House Ways and Means Chair Aaron Michlewitz, one of the conferees on an abortion access bill responding to the U.S. Supreme Court ruling striking down Roe v. Wade, said Thursday the group is "still working on it."
"It could break at any moment, but it (also) could take a little while longer," Michlewitz said.
The House and Senate agreed on many sections of those bills, but differed on late-term abortions. Top Senate Democrats are concerned the House's move to allow authorize abortions after 24 weeks of pregnancy in cases of "severe" fetal anomalies, in addition to existing allowable reasons, could draw a veto from Gov. Charlie Baker.
And in less than a day, the Republican governor, who met by phone Monday with Democratic legislative leaders, will effectively gain veto power over any bill.
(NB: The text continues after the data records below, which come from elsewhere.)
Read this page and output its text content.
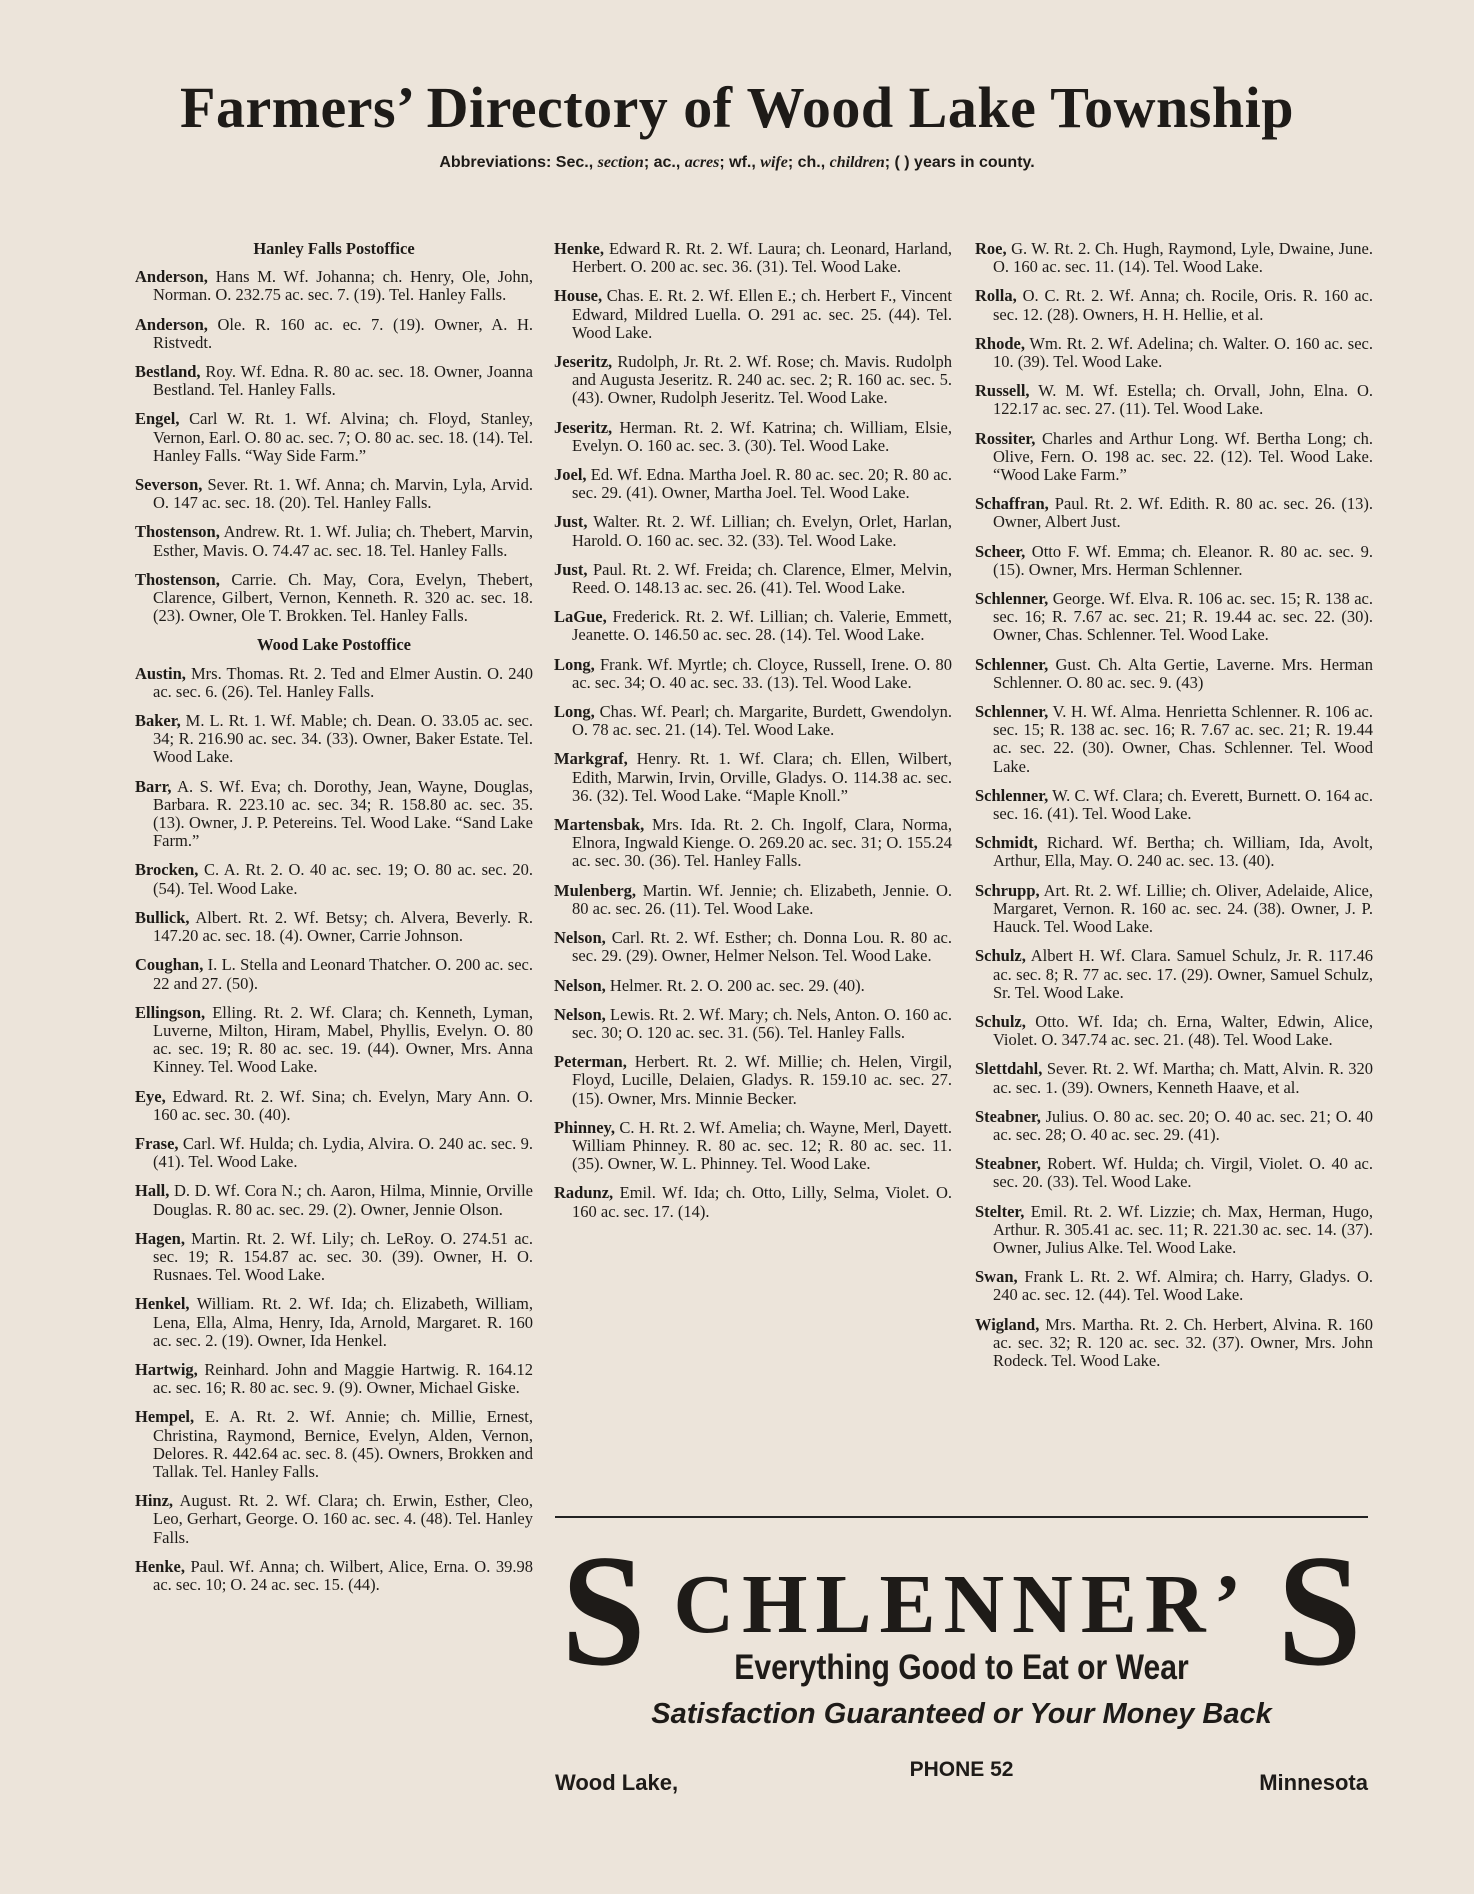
Farmers’ Directory of Wood Lake Township
Abbreviations: Sec., section; ac., acres; wf., wife; ch., children; ( ) years in county.
Hanley Falls Postoffice
Anderson, Hans M. Wf. Johanna; ch. Henry, Ole, John, Norman. O. 232.75 ac. sec. 7. (19). Tel. Hanley Falls.
Anderson, Ole. R. 160 ac. ec. 7. (19). Owner, A. H. Ristvedt.
Bestland, Roy. Wf. Edna. R. 80 ac. sec. 18. Owner, Joanna Bestland. Tel. Hanley Falls.
Engel, Carl W. Rt. 1. Wf. Alvina; ch. Floyd, Stanley, Vernon, Earl. O. 80 ac. sec. 7; O. 80 ac. sec. 18. (14). Tel. Hanley Falls. “Way Side Farm.”
Severson, Sever. Rt. 1. Wf. Anna; ch. Marvin, Lyla, Arvid. O. 147 ac. sec. 18. (20). Tel. Hanley Falls.
Thostenson, Andrew. Rt. 1. Wf. Julia; ch. Thebert, Marvin, Esther, Mavis. O. 74.47 ac. sec. 18. Tel. Hanley Falls.
Thostenson, Carrie. Ch. May, Cora, Evelyn, Thebert, Clarence, Gilbert, Vernon, Kenneth. R. 320 ac. sec. 18. (23). Owner, Ole T. Brokken. Tel. Hanley Falls.
Wood Lake Postoffice
Austin, Mrs. Thomas. Rt. 2. Ted and Elmer Austin. O. 240 ac. sec. 6. (26). Tel. Hanley Falls.
Baker, M. L. Rt. 1. Wf. Mable; ch. Dean. O. 33.05 ac. sec. 34; R. 216.90 ac. sec. 34. (33). Owner, Baker Estate. Tel. Wood Lake.
Barr, A. S. Wf. Eva; ch. Dorothy, Jean, Wayne, Douglas, Barbara. R. 223.10 ac. sec. 34; R. 158.80 ac. sec. 35. (13). Owner, J. P. Petereins. Tel. Wood Lake. “Sand Lake Farm.”
Brocken, C. A. Rt. 2. O. 40 ac. sec. 19; O. 80 ac. sec. 20. (54). Tel. Wood Lake.
Bullick, Albert. Rt. 2. Wf. Betsy; ch. Alvera, Beverly. R. 147.20 ac. sec. 18. (4). Owner, Carrie Johnson.
Coughan, I. L. Stella and Leonard Thatcher. O. 200 ac. sec. 22 and 27. (50).
Ellingson, Elling. Rt. 2. Wf. Clara; ch. Kenneth, Lyman, Luverne, Milton, Hiram, Mabel, Phyllis, Evelyn. O. 80 ac. sec. 19; R. 80 ac. sec. 19. (44). Owner, Mrs. Anna Kinney. Tel. Wood Lake.
Eye, Edward. Rt. 2. Wf. Sina; ch. Evelyn, Mary Ann. O. 160 ac. sec. 30. (40).
Frase, Carl. Wf. Hulda; ch. Lydia, Alvira. O. 240 ac. sec. 9. (41). Tel. Wood Lake.
Hall, D. D. Wf. Cora N.; ch. Aaron, Hilma, Minnie, Orville Douglas. R. 80 ac. sec. 29. (2). Owner, Jennie Olson.
Hagen, Martin. Rt. 2. Wf. Lily; ch. LeRoy. O. 274.51 ac. sec. 19; R. 154.87 ac. sec. 30. (39). Owner, H. O. Rusnaes. Tel. Wood Lake.
Henkel, William. Rt. 2. Wf. Ida; ch. Elizabeth, William, Lena, Ella, Alma, Henry, Ida, Arnold, Margaret. R. 160 ac. sec. 2. (19). Owner, Ida Henkel.
Hartwig, Reinhard. John and Maggie Hartwig. R. 164.12 ac. sec. 16; R. 80 ac. sec. 9. (9). Owner, Michael Giske.
Hempel, E. A. Rt. 2. Wf. Annie; ch. Millie, Ernest, Christina, Raymond, Bernice, Evelyn, Alden, Vernon, Delores. R. 442.64 ac. sec. 8. (45). Owners, Brokken and Tallak. Tel. Hanley Falls.
Hinz, August. Rt. 2. Wf. Clara; ch. Erwin, Esther, Cleo, Leo, Gerhart, George. O. 160 ac. sec. 4. (48). Tel. Hanley Falls.
Henke, Paul. Wf. Anna; ch. Wilbert, Alice, Erna. O. 39.98 ac. sec. 10; O. 24 ac. sec. 15. (44).
Henke, Edward R. Rt. 2. Wf. Laura; ch. Leonard, Harland, Herbert. O. 200 ac. sec. 36. (31). Tel. Wood Lake.
House, Chas. E. Rt. 2. Wf. Ellen E.; ch. Herbert F., Vincent Edward, Mildred Luella. O. 291 ac. sec. 25. (44). Tel. Wood Lake.
Jeseritz, Rudolph, Jr. Rt. 2. Wf. Rose; ch. Mavis. Rudolph and Augusta Jeseritz. R. 240 ac. sec. 2; R. 160 ac. sec. 5. (43). Owner, Rudolph Jeseritz. Tel. Wood Lake.
Jeseritz, Herman. Rt. 2. Wf. Katrina; ch. William, Elsie, Evelyn. O. 160 ac. sec. 3. (30). Tel. Wood Lake.
Joel, Ed. Wf. Edna. Martha Joel. R. 80 ac. sec. 20; R. 80 ac. sec. 29. (41). Owner, Martha Joel. Tel. Wood Lake.
Just, Walter. Rt. 2. Wf. Lillian; ch. Evelyn, Orlet, Harlan, Harold. O. 160 ac. sec. 32. (33). Tel. Wood Lake.
Just, Paul. Rt. 2. Wf. Freida; ch. Clarence, Elmer, Melvin, Reed. O. 148.13 ac. sec. 26. (41). Tel. Wood Lake.
LaGue, Frederick. Rt. 2. Wf. Lillian; ch. Valerie, Emmett, Jeanette. O. 146.50 ac. sec. 28. (14). Tel. Wood Lake.
Long, Frank. Wf. Myrtle; ch. Cloyce, Russell, Irene. O. 80 ac. sec. 34; O. 40 ac. sec. 33. (13). Tel. Wood Lake.
Long, Chas. Wf. Pearl; ch. Margarite, Burdett, Gwendolyn. O. 78 ac. sec. 21. (14). Tel. Wood Lake.
Markgraf, Henry. Rt. 1. Wf. Clara; ch. Ellen, Wilbert, Edith, Marwin, Irvin, Orville, Gladys. O. 114.38 ac. sec. 36. (32). Tel. Wood Lake. “Maple Knoll.”
Martensbak, Mrs. Ida. Rt. 2. Ch. Ingolf, Clara, Norma, Elnora, Ingwald Kienge. O. 269.20 ac. sec. 31; O. 155.24 ac. sec. 30. (36). Tel. Hanley Falls.
Mulenberg, Martin. Wf. Jennie; ch. Elizabeth, Jennie. O. 80 ac. sec. 26. (11). Tel. Wood Lake.
Nelson, Carl. Rt. 2. Wf. Esther; ch. Donna Lou. R. 80 ac. sec. 29. (29). Owner, Helmer Nelson. Tel. Wood Lake.
Nelson, Helmer. Rt. 2. O. 200 ac. sec. 29. (40).
Nelson, Lewis. Rt. 2. Wf. Mary; ch. Nels, Anton. O. 160 ac. sec. 30; O. 120 ac. sec. 31. (56). Tel. Hanley Falls.
Peterman, Herbert. Rt. 2. Wf. Millie; ch. Helen, Virgil, Floyd, Lucille, Delaien, Gladys. R. 159.10 ac. sec. 27. (15). Owner, Mrs. Minnie Becker.
Phinney, C. H. Rt. 2. Wf. Amelia; ch. Wayne, Merl, Dayett. William Phinney. R. 80 ac. sec. 12; R. 80 ac. sec. 11. (35). Owner, W. L. Phinney. Tel. Wood Lake.
Radunz, Emil. Wf. Ida; ch. Otto, Lilly, Selma, Violet. O. 160 ac. sec. 17. (14).
Roe, G. W. Rt. 2. Ch. Hugh, Raymond, Lyle, Dwaine, June. O. 160 ac. sec. 11. (14). Tel. Wood Lake.
Rolla, O. C. Rt. 2. Wf. Anna; ch. Rocile, Oris. R. 160 ac. sec. 12. (28). Owners, H. H. Hellie, et al.
Rhode, Wm. Rt. 2. Wf. Adelina; ch. Walter. O. 160 ac. sec. 10. (39). Tel. Wood Lake.
Russell, W. M. Wf. Estella; ch. Orvall, John, Elna. O. 122.17 ac. sec. 27. (11). Tel. Wood Lake.
Rossiter, Charles and Arthur Long. Wf. Bertha Long; ch. Olive, Fern. O. 198 ac. sec. 22. (12). Tel. Wood Lake. “Wood Lake Farm.”
Schaffran, Paul. Rt. 2. Wf. Edith. R. 80 ac. sec. 26. (13). Owner, Albert Just.
Scheer, Otto F. Wf. Emma; ch. Eleanor. R. 80 ac. sec. 9. (15). Owner, Mrs. Herman Schlenner.
Schlenner, George. Wf. Elva. R. 106 ac. sec. 15; R. 138 ac. sec. 16; R. 7.67 ac. sec. 21; R. 19.44 ac. sec. 22. (30). Owner, Chas. Schlenner. Tel. Wood Lake.
Schlenner, Gust. Ch. Alta Gertie, Laverne. Mrs. Herman Schlenner. O. 80 ac. sec. 9. (43)
Schlenner, V. H. Wf. Alma. Henrietta Schlenner. R. 106 ac. sec. 15; R. 138 ac. sec. 16; R. 7.67 ac. sec. 21; R. 19.44 ac. sec. 22. (30). Owner, Chas. Schlenner. Tel. Wood Lake.
Schlenner, W. C. Wf. Clara; ch. Everett, Burnett. O. 164 ac. sec. 16. (41). Tel. Wood Lake.
Schmidt, Richard. Wf. Bertha; ch. William, Ida, Avolt, Arthur, Ella, May. O. 240 ac. sec. 13. (40).
Schrupp, Art. Rt. 2. Wf. Lillie; ch. Oliver, Adelaide, Alice, Margaret, Vernon. R. 160 ac. sec. 24. (38). Owner, J. P. Hauck. Tel. Wood Lake.
Schulz, Albert H. Wf. Clara. Samuel Schulz, Jr. R. 117.46 ac. sec. 8; R. 77 ac. sec. 17. (29). Owner, Samuel Schulz, Sr. Tel. Wood Lake.
Schulz, Otto. Wf. Ida; ch. Erna, Walter, Edwin, Alice, Violet. O. 347.74 ac. sec. 21. (48). Tel. Wood Lake.
Slettdahl, Sever. Rt. 2. Wf. Martha; ch. Matt, Alvin. R. 320 ac. sec. 1. (39). Owners, Kenneth Haave, et al.
Steabner, Julius. O. 80 ac. sec. 20; O. 40 ac. sec. 21; O. 40 ac. sec. 28; O. 40 ac. sec. 29. (41).
Steabner, Robert. Wf. Hulda; ch. Virgil, Violet. O. 40 ac. sec. 20. (33). Tel. Wood Lake.
Stelter, Emil. Rt. 2. Wf. Lizzie; ch. Max, Herman, Hugo, Arthur. R. 305.41 ac. sec. 11; R. 221.30 ac. sec. 14. (37). Owner, Julius Alke. Tel. Wood Lake.
Swan, Frank L. Rt. 2. Wf. Almira; ch. Harry, Gladys. O. 240 ac. sec. 12. (44). Tel. Wood Lake.
Wigland, Mrs. Martha. Rt. 2. Ch. Herbert, Alvina. R. 160 ac. sec. 32; R. 120 ac. sec. 32. (37). Owner, Mrs. John Rodeck. Tel. Wood Lake.
S	S
CHLENNER’
Everything Good to Eat or Wear
Satisfaction Guaranteed or Your Money Back
Wood Lake,
PHONE 52
Minnesota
After Thursday, Baker will be able to hang on to bills the House and Senate send him until after July 31, when legislative rules call for the branches to halt their formal sessions and shift to informal sessions where a single lawmaker objection can halt a bill's progress and roll calls needed for overrides are not taken.
That means the Democratic supermajority no longer has the guarantee that it can muscle through their preferred version of a bill over the governor's opposition, an option available to them for the first 18 months of the lawmaking session if enough Democrats are in agreement, which they usually are.
Mariano on Thursday acknowledged the missed opportunity.
"We knew the deadline was in there," he said. "We worked to get it done by the deadline. We didn't do it, so now we have to live with those consequences."